Some hard-liners close to the inner circle of Iran's supreme leader, Ayatollah Ali Khamenei, also have indicated their desire to tear up the agreement.
The act sanctions Iran for its support of terrorist organizations but also grants the President the authority to levy additional sanctions on Tehran if it is found to be violating the terms of the nuclear deal.
Last week, the US House of Representatives reviewed the sanctions and suggested an extension for another 10 years. "The latest is extension of sanctions for 10 years, that if it happens, would surely be against JCPOA, and the Islamic Republic would definitely react to it".
It eased economic sanctions on Iran in exchange for limits on Tehran's nuclear program.
The White House said the Obama administration would fulfill its obligations under the deal and there would not be any changes to the enforcement of it.
"The current U.S. government has breached the nuclear deal on many occasions".

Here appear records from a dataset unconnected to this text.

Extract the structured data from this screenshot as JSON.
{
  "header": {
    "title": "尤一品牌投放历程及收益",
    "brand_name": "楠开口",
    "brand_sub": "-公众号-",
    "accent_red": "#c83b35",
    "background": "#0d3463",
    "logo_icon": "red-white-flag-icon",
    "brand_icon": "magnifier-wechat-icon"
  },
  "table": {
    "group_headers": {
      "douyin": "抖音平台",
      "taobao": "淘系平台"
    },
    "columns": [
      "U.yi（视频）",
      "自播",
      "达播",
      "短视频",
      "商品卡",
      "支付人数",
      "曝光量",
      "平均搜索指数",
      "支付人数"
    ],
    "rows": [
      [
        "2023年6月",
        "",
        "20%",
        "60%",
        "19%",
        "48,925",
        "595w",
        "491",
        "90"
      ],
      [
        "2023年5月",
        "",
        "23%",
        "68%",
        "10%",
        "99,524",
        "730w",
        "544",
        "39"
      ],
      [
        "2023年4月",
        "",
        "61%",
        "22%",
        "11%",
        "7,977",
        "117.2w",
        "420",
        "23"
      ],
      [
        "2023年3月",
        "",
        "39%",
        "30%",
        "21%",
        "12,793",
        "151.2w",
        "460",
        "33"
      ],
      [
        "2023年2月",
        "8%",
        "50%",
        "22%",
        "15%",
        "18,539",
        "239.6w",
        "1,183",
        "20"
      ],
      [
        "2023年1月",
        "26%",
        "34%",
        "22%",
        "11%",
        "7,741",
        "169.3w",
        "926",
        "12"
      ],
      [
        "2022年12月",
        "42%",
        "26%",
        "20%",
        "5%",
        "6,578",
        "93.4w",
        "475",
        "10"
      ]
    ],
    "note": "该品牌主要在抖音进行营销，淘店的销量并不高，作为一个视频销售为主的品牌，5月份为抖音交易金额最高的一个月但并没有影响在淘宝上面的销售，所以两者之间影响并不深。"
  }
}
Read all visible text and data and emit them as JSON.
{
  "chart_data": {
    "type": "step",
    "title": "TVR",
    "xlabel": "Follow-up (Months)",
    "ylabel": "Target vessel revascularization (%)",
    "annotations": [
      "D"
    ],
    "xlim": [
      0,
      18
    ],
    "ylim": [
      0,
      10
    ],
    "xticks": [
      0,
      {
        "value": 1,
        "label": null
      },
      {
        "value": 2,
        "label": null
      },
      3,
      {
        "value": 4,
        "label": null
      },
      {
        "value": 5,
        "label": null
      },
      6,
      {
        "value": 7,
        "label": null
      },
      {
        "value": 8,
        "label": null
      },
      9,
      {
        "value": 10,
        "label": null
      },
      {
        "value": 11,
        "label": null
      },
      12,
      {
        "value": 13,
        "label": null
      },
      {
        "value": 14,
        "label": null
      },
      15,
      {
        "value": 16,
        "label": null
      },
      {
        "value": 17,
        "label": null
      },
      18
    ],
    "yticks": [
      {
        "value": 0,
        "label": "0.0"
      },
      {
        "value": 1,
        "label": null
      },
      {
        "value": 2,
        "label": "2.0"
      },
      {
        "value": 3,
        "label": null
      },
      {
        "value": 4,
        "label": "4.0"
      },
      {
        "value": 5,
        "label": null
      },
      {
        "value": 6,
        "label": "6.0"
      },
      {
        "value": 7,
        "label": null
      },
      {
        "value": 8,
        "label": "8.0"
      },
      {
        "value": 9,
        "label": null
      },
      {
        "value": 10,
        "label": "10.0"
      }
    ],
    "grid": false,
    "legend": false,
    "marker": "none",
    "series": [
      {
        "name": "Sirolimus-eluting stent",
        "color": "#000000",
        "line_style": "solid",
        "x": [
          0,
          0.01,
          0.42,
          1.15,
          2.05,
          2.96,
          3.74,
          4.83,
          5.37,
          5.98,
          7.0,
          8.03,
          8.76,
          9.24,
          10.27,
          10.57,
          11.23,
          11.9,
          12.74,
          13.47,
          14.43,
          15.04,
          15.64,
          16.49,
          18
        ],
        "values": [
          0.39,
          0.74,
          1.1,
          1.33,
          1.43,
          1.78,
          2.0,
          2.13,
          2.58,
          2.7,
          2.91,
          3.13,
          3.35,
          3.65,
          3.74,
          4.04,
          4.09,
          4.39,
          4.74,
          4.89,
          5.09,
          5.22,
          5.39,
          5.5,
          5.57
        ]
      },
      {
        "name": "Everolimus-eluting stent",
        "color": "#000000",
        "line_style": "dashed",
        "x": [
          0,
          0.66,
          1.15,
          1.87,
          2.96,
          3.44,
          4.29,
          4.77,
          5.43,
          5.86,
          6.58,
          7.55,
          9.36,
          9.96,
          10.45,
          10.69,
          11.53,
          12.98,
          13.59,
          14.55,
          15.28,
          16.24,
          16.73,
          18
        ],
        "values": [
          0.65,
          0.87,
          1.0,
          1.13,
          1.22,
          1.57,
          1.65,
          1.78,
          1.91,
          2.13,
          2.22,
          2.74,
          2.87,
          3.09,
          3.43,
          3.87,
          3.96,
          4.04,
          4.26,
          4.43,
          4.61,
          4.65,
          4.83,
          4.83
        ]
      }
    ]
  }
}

Khamenei's remarks came one day after Iranian lawmakers in a statement deplored the vote, according to the semi-official Fars news agency.

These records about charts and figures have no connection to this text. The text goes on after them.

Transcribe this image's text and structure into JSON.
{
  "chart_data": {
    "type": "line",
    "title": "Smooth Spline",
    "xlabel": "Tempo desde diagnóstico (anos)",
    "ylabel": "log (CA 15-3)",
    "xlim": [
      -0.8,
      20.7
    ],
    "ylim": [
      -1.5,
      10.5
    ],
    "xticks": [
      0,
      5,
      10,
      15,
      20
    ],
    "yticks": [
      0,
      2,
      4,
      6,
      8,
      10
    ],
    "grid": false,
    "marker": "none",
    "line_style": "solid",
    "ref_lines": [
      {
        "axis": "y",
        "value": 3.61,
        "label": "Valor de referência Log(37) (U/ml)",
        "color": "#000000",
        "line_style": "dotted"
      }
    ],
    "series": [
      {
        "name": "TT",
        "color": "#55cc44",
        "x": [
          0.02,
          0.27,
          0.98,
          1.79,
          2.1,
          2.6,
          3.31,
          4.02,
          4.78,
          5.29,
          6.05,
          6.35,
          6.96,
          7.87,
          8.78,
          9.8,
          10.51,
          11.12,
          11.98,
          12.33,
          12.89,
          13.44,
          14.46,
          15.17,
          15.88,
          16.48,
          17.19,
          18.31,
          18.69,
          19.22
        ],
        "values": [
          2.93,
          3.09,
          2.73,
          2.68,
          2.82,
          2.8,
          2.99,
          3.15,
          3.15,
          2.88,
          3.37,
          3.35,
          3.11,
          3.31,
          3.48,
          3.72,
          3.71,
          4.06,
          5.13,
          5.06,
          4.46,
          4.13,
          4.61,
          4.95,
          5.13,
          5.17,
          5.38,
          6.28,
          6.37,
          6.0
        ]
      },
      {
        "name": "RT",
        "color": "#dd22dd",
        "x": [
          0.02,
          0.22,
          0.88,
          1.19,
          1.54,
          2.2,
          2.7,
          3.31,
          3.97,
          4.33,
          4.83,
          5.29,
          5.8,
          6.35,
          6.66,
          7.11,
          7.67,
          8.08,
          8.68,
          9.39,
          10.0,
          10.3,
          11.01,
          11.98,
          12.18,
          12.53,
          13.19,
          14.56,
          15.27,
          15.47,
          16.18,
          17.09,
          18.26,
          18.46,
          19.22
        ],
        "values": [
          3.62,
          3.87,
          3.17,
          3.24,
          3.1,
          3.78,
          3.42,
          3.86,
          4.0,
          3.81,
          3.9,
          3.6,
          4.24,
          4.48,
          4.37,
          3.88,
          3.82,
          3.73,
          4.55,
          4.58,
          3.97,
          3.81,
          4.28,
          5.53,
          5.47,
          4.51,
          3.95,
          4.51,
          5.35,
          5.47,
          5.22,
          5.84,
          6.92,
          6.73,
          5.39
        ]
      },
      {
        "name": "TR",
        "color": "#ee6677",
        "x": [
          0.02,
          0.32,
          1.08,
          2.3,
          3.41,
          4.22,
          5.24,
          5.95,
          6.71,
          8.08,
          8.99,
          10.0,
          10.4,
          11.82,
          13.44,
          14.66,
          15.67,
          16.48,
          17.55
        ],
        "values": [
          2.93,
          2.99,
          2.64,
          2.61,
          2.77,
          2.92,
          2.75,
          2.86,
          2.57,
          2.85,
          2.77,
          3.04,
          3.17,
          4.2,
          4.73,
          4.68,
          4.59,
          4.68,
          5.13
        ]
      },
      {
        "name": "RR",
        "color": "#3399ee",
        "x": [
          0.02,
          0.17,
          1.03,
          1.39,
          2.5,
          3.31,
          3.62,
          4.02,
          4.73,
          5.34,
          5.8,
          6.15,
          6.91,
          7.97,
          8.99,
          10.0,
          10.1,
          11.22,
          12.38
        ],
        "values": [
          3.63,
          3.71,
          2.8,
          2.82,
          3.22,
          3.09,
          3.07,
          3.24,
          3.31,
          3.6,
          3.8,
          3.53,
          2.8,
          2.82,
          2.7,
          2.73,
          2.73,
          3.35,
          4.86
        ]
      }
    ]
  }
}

"I imagine when the USA president practically takes the country's leadership, he will take actions on the basis of the realities as the nuclear deal is not an issue between the two countries to allow the other side to defy its undertakings, and we believe that there will be no problem", Salehi of the Atomic Energy Organization of Iran (AEOI) was quoted as saying.

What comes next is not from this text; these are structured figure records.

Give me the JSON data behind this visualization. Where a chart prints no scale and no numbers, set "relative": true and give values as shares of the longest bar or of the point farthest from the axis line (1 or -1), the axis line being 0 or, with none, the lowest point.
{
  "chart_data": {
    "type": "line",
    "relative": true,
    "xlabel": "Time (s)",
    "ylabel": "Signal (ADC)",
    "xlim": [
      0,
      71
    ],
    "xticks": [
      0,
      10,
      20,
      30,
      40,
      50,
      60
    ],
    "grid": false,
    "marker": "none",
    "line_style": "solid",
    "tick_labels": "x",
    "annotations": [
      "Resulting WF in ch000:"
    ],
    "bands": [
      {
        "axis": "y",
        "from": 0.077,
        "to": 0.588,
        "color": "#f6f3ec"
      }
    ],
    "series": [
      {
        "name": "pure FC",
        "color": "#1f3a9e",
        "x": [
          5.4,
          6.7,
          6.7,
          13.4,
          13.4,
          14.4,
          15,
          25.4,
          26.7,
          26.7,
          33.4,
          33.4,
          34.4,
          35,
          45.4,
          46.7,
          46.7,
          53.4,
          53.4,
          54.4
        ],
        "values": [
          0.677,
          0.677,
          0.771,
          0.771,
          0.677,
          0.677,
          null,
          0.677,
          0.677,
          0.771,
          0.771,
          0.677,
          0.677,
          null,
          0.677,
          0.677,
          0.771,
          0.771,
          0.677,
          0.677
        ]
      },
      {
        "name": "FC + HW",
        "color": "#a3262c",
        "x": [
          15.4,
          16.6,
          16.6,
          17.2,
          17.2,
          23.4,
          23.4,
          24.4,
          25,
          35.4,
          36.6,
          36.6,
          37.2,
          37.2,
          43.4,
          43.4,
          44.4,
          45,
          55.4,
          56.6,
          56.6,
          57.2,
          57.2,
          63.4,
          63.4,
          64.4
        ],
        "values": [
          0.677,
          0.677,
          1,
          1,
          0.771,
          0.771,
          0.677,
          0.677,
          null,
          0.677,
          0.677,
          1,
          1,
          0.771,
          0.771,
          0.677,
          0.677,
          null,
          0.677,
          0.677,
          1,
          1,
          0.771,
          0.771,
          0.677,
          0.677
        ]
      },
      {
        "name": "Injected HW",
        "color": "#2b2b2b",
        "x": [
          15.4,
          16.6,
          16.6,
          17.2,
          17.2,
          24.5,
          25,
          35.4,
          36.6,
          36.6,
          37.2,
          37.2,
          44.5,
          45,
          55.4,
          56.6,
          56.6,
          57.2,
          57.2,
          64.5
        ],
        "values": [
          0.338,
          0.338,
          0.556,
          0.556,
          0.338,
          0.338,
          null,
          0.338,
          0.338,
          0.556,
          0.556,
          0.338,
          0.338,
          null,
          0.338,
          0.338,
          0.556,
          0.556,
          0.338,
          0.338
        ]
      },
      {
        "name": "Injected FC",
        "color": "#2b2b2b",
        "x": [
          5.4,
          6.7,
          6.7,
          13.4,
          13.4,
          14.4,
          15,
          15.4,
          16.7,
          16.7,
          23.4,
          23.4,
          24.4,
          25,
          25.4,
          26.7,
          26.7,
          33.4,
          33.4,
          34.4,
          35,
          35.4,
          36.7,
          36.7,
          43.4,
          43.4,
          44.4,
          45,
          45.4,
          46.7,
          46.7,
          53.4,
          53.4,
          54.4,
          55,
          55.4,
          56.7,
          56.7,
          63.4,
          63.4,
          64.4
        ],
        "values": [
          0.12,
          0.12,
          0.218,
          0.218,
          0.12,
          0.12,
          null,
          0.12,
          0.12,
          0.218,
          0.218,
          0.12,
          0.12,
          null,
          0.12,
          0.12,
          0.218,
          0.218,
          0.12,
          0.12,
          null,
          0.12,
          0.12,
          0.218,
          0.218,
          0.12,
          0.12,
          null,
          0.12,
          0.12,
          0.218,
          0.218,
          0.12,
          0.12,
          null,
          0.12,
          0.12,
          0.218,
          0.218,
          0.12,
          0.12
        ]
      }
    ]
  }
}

Salehi added: "It is an global issue and we think that we will not face so many problems". They also blamed Obama for not having imposed or implemented "additional measures" against Tehran that could result in complicating the incoming USA administration's ability to develop its own policy.
"Any actions that are taken, if there are any, are the kinds of actions that have been in the pipeline for quite some time and are entirely consistent with the United States upholding our end of an agreement that has prevented Iran from developing their nuclear weapon capability", he added.
U.S. Secretary of State John Kerry took a lead role in negotiating the agreement and called it "the good deal we had sought".
During a speech to a pro-Israel group in March, Trump said as president, he would seek to end "the disastrous deal with Iran".